Last week I invited a trusted friend to give me some constructive criticism. I asked him to answer this question.
“Can you tell me three things that I do that hold me back?”
He asked me to limit the context so I chose work rather than personal life. Among other things, he criticized me for being too critical. He gave me two examples. One was an example illustrating what I do wrong and the other was how I had done it correctly. He didn’t tell me anything new but somehow reading what he wrote helped me see myself better.
The people close to you know you better than you think. You’ll reach higher if you invite and listen to their feedback.
Here are 10 suggestions for inviting criticism.
- Invite criticism from a trusted friend who knows your personal or professional goals.
- Don’t overwhelm yourself or your friend. Ask one specific question.
What three things do I do that hinder others?
List two of my behaviors that frustrate others?
Tell me three things I do that hold me back?
- Don’t punish their honesty. Thank them.
- Avoid defensiveness. (pay attention to the next one)
- Inviting a friend to criticize you is not the same as being coached so don’t keep bringing it up. That’s awkward.
- Practice their suggestions.
- Don’t ask one of your critics to criticize you. They are too eager!
- I chose to ask for criticism via email because it doesn’t demand an immediate response.
- Be sensitive to your friend. They may not enjoy this exercise.
- It may help to narrow the context to running meetings, communication style, problem solving, etc.
Leaders reach higher when a trusted
friend brings them lower.
What suggestions do you have for inviting criticism? What dangers? Have you had success doing this?
“Don’t ask one of your critics to criticize you. They are too eager!”
Great suggestion. In addition, you will be less likley to accept their feedback if you perceive an agenda. A good friend or co-worker is a great source of feedback.
I hadn’t thought about the agenda problem. You are nailing it.
Thanks for jumping in,
Great response Bob, I had this problem when I asked someone who I “thought” was a friend.

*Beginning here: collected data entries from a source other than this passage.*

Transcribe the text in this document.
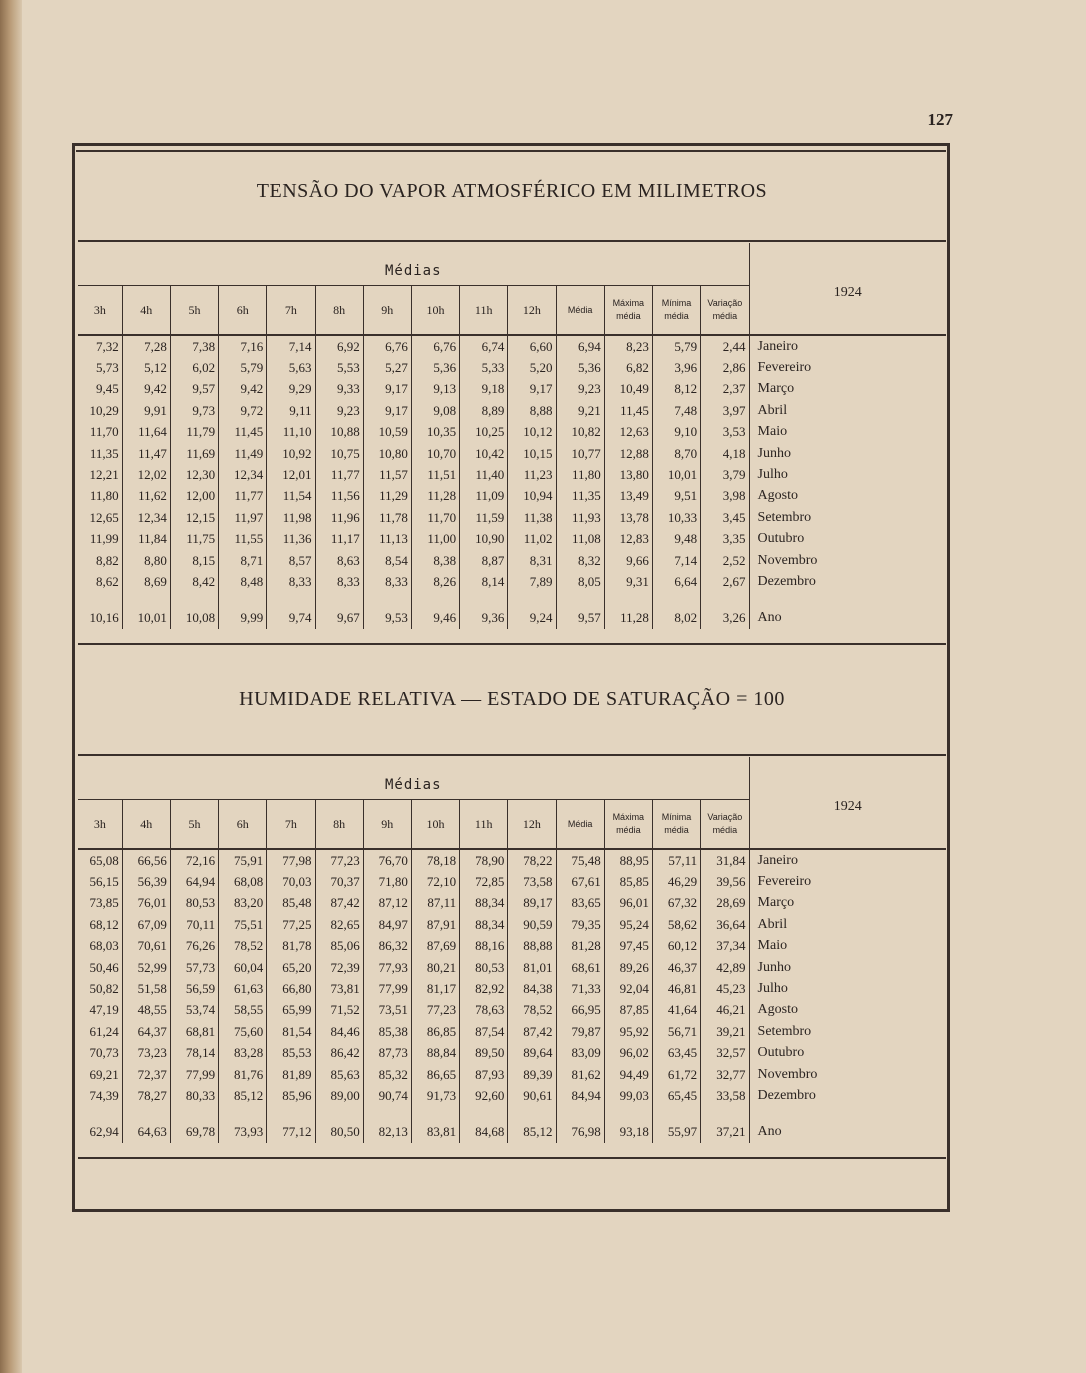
127
TENSÃO DO VAPOR ATMOSFÉRICO EM MILIMETROS
Médias														1924
3h	4h	5h	6h	7h	8h	9h	10h	11h	12h	Média	Máxima média	Mínima média	Variação média	

7,32	7,28	7,38	7,16	7,14	6,92	6,76	6,76	6,74	6,60	6,94	8,23	5,79	2,44	Janeiro
5,73	5,12	6,02	5,79	5,63	5,53	5,27	5,36	5,33	5,20	5,36	6,82	3,96	2,86	Fevereiro
9,45	9,42	9,57	9,42	9,29	9,33	9,17	9,13	9,18	9,17	9,23	10,49	8,12	2,37	Março
10,29	9,91	9,73	9,72	9,11	9,23	9,17	9,08	8,89	8,88	9,21	11,45	7,48	3,97	Abril
11,70	11,64	11,79	11,45	11,10	10,88	10,59	10,35	10,25	10,12	10,82	12,63	9,10	3,53	Maio
11,35	11,47	11,69	11,49	10,92	10,75	10,80	10,70	10,42	10,15	10,77	12,88	8,70	4,18	Junho
12,21	12,02	12,30	12,34	12,01	11,77	11,57	11,51	11,40	11,23	11,80	13,80	10,01	3,79	Julho
11,80	11,62	12,00	11,77	11,54	11,56	11,29	11,28	11,09	10,94	11,35	13,49	9,51	3,98	Agosto
12,65	12,34	12,15	11,97	11,98	11,96	11,78	11,70	11,59	11,38	11,93	13,78	10,33	3,45	Setembro
11,99	11,84	11,75	11,55	11,36	11,17	11,13	11,00	10,90	11,02	11,08	12,83	9,48	3,35	Outubro
8,82	8,80	8,15	8,71	8,57	8,63	8,54	8,38	8,87	8,31	8,32	9,66	7,14	2,52	Novembro
8,62	8,69	8,42	8,48	8,33	8,33	8,33	8,26	8,14	7,89	8,05	9,31	6,64	2,67	Dezembro

10,16	10,01	10,08	9,99	9,74	9,67	9,53	9,46	9,36	9,24	9,57	11,28	8,02	3,26	Ano
HUMIDADE RELATIVA — ESTADO DE SATURAÇÃO = 100
Médias														1924
3h	4h	5h	6h	7h	8h	9h	10h	11h	12h	Média	Máxima média	Mínima média	Variação média	

65,08	66,56	72,16	75,91	77,98	77,23	76,70	78,18	78,90	78,22	75,48	88,95	57,11	31,84	Janeiro
56,15	56,39	64,94	68,08	70,03	70,37	71,80	72,10	72,85	73,58	67,61	85,85	46,29	39,56	Fevereiro
73,85	76,01	80,53	83,20	85,48	87,42	87,12	87,11	88,34	89,17	83,65	96,01	67,32	28,69	Março
68,12	67,09	70,11	75,51	77,25	82,65	84,97	87,91	88,34	90,59	79,35	95,24	58,62	36,64	Abril
68,03	70,61	76,26	78,52	81,78	85,06	86,32	87,69	88,16	88,88	81,28	97,45	60,12	37,34	Maio
50,46	52,99	57,73	60,04	65,20	72,39	77,93	80,21	80,53	81,01	68,61	89,26	46,37	42,89	Junho
50,82	51,58	56,59	61,63	66,80	73,81	77,99	81,17	82,92	84,38	71,33	92,04	46,81	45,23	Julho
47,19	48,55	53,74	58,55	65,99	71,52	73,51	77,23	78,63	78,52	66,95	87,85	41,64	46,21	Agosto
61,24	64,37	68,81	75,60	81,54	84,46	85,38	86,85	87,54	87,42	79,87	95,92	56,71	39,21	Setembro
70,73	73,23	78,14	83,28	85,53	86,42	87,73	88,84	89,50	89,64	83,09	96,02	63,45	32,57	Outubro
69,21	72,37	77,99	81,76	81,89	85,63	85,32	86,65	87,93	89,39	81,62	94,49	61,72	32,77	Novembro
74,39	78,27	80,33	85,12	85,96	89,00	90,74	91,73	92,60	90,61	84,94	99,03	65,45	33,58	Dezembro

62,94	64,63	69,78	73,93	77,12	80,50	82,13	83,81	84,68	85,12	76,98	93,18	55,97	37,21	Ano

Great suggestions. I agree it would be easier on the receiving end of that request to have the opportunity to respond via email, and also to have some guidelines. The process may be difficult for some, and I would encourage this exercise only for those who are truly ready to hear the feedback. Otherwise, it could damage the friendship. I love feedback (but only when it’s positive!)…
Yes indeed, don’t ask if you don’t want to hear! Chances are the more it stings the more we need it. And I agree, it isn’t worth loosing a friend over.
Thanks for your comments.
Good stuff Dan . . . I’m in a season where I need this more than I care to admit. I always like face to face conversation better, but I can see how this would allow someone to say exactly what they need to and not be rushed.
Thanks for the comment on my blog. You’re doing a great job! Thanks for mentoring me here.
Blessings on your week!
You are a very gracious man. It’s an honor to have you stop by. I appreciate your input here.
You have my regards,
Coming on your website for the Average Joe, I decided to look at the other posts and was intrigued by this one! I think your suggestions are very sound and I really like the questions you suggest a friend should pose for you?
Your thinking sparked a parallel set of thinking for me, as I am currently working with a client whose staff love, admire and respect her but have frustrations with her because of some occasionally random behaviours. They seem uncertain how to tackle this and I was wondering why they were unable to provide feedback. I think I now have some clues from your suggested questions so thanks for that!
I was also intrigued by the point in one of the replies that differentiated between positive and negative feedback! I have always followed the view that feedback is feedback – it is how you receive it and deal with it that makes it helpful or valuable? What do you believe?